Clear Perspectives - Volume 1 Issue 1
   An unresolved dilemma - involuntary movements in never-treated schizophrenia
    by Dr Robin McCreadie

Does dyskinesia occur in treatment-naive patients?
In 1919, Kraepelin5 wrote the following on Dementia Praecox:

“The spasmodic phenomena in the musculature of the face and of speech, which often appear are extremely peculiar disorders.  Some of them resemble movements of expression, wrinkling of the forehead, distortion of the corners of the mouth, irregular movements of the tongue and lips, twisting of the eyes, opening them wide, and shutting them tight, in short, those movements which we bring together under the name of making faces or grimacing; they remind one of the corresponding disorders of choreic patients.  The outspread fingers often show fine tremor.  Several patients continually carried out peculiar sprawling irregular choreiform, outspreading movements, which I think I can best characterize by the expression ‘athetoid ataxia’.”

If this had been written today, most would agree that it is a good description of tardive dyskinesia.

Kraeplin omitted to give the age of his patients, or the length of their illness.  A more contemporary study6, conducted at Shenley Hospital in the UK, studied 52 patients (mean age 68 years) who had never received antipsychotics.  Nevertheless, just over half of them (52%) had movement disorders.  Of these, six showed disorders of gait; 18 of the face; nine of the upper limbs; nine of the trunk, and ten of the lower limbs.  These findings were not supported by Chorfi and Moussaoui7. In their study of 50 patients who had never been treated, none was found to have dyskinesia (using the abnormal involuntary movements (AIMS) scale).  However, this study involved a much younger population (mean age 24 years) with a mean length of illness of 11 months.

When McCreadie and Ohaeri8 looked at a middle aged group of patients we again found no dyskinesia in 12 never-medicated patients. Thus we have two groups of studies, one suggesting the possibility of dyskinesia in the absence of medication, the other refuting this suggestion.  It should be noted, however, that  the studies that find abnormal movements tend to include severely ill and institutionalized patients.

The Madras study
The Madras study9 was therefore established to examine elderly (>50 years) never-medicated patients in a wide variety of community settings.  Four groups were chosen:  never-medicated patients; medicated patients; first-degree blood relatives; and normal subjects.  The project was carried out in Madras, India, where the average life expectancy is 56 years.

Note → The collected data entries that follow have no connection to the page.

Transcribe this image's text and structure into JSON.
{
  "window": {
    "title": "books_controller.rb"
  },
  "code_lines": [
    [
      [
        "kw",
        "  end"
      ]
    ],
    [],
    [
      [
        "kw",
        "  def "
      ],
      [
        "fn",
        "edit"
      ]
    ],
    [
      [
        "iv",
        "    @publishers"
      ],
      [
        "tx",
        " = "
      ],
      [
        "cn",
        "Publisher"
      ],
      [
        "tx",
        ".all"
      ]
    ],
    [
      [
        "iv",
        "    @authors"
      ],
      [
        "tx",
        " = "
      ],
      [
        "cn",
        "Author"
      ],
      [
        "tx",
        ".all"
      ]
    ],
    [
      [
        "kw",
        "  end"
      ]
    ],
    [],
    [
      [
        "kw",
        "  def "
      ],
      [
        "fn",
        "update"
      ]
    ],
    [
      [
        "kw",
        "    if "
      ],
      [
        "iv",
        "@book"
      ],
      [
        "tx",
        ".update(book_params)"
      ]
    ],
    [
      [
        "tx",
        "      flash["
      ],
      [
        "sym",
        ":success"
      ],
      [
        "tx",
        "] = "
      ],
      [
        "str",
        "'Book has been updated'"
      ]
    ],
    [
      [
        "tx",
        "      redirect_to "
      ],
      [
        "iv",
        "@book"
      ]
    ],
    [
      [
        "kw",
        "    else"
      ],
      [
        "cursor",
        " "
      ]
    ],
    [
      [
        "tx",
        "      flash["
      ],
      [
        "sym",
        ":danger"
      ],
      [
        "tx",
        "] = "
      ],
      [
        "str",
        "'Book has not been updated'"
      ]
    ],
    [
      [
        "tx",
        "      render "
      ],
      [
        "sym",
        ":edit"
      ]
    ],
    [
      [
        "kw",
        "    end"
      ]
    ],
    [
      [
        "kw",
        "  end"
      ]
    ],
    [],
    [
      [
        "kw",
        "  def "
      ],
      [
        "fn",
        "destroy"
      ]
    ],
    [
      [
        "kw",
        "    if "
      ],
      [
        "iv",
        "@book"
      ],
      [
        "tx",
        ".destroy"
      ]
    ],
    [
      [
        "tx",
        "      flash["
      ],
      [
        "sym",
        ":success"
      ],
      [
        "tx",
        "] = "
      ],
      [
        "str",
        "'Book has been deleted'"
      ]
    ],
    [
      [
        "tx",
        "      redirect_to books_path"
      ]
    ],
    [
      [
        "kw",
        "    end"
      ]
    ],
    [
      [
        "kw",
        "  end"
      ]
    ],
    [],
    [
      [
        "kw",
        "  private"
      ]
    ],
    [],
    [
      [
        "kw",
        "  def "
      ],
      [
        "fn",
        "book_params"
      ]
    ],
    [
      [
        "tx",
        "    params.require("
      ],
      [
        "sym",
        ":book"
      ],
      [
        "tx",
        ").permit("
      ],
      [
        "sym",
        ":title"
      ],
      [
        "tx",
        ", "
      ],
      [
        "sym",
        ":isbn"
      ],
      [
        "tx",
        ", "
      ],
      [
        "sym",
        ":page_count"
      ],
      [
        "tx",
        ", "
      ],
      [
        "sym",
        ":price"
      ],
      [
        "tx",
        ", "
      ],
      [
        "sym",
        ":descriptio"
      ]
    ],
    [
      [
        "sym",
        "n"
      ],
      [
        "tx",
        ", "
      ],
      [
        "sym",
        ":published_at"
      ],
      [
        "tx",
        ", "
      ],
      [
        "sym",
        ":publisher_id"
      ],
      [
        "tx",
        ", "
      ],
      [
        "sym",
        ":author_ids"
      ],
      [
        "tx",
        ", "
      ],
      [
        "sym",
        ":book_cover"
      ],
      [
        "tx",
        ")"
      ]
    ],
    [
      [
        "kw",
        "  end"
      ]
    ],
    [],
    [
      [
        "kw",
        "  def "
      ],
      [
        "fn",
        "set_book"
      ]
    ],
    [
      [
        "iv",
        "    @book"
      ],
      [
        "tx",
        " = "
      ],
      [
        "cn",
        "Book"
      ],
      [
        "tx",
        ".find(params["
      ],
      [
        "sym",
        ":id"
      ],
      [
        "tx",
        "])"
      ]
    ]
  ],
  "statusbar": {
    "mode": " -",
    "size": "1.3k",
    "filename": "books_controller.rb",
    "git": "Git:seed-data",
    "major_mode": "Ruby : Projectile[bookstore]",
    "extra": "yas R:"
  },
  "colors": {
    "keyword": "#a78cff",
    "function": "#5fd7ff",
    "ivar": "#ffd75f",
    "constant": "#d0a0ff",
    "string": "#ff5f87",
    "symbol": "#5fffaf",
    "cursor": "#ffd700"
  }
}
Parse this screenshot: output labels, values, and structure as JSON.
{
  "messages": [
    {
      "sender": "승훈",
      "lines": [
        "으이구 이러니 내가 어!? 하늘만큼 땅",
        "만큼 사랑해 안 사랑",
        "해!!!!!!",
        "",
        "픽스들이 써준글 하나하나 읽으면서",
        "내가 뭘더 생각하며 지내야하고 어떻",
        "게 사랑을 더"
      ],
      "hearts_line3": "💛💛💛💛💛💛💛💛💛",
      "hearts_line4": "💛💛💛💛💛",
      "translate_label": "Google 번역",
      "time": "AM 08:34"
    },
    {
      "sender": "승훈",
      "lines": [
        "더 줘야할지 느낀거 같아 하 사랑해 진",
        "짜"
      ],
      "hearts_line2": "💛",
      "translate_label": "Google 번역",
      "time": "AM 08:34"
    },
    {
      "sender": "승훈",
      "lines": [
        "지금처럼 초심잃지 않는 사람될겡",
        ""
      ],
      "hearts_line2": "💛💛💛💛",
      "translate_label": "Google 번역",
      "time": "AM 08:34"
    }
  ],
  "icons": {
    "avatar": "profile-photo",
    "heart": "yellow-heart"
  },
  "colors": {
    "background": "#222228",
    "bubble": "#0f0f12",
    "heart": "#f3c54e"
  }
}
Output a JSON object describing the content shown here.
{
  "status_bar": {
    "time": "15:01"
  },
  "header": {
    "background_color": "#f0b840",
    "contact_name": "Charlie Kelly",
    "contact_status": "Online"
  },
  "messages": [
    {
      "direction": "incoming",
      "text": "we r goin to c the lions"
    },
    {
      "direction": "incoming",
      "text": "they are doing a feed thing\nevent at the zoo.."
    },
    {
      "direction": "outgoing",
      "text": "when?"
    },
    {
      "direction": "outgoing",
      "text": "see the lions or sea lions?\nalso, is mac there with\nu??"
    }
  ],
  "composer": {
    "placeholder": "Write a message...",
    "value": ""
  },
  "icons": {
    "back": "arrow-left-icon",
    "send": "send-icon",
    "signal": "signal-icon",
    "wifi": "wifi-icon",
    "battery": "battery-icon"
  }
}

Three hundred and eight people participated in the study: 101 normal subjects, 103 relatives,
83 medicated patients and 21 never-medicated patients. Movement disorders were assessed using standard scales: for dyskinesia, AIMS and Schooler and Kane criteria; for parkinsonism, the Simpson and Angus scale (score >0.3); and for akathisia, the Barnes akathisia scale (score of 2 or more on the global scale). The results obtained are shown in Table 3.
 
 Patient group
 Normals
 Relatives
 Medicated
 Never-medicated
 Prevalence of dyskinesia (%)
 15
 15
 41
 38
Table 3. Prevalences of dyskinesias in four patient groups, according to Schooler and Kane criteria10.

The prevalence and severity of dyskinesia were found to be almost the same in medicated and never-medicated patients.  Dyskinesia was associated with negative symptoms and was attributed to part of the illness in elderly schizophrenic patients.  From the results of these studies, it seems that antipsychotic medication alone does not produce tardive dyskinesia, but brings forward in time a phenomenon that eventually shows itself.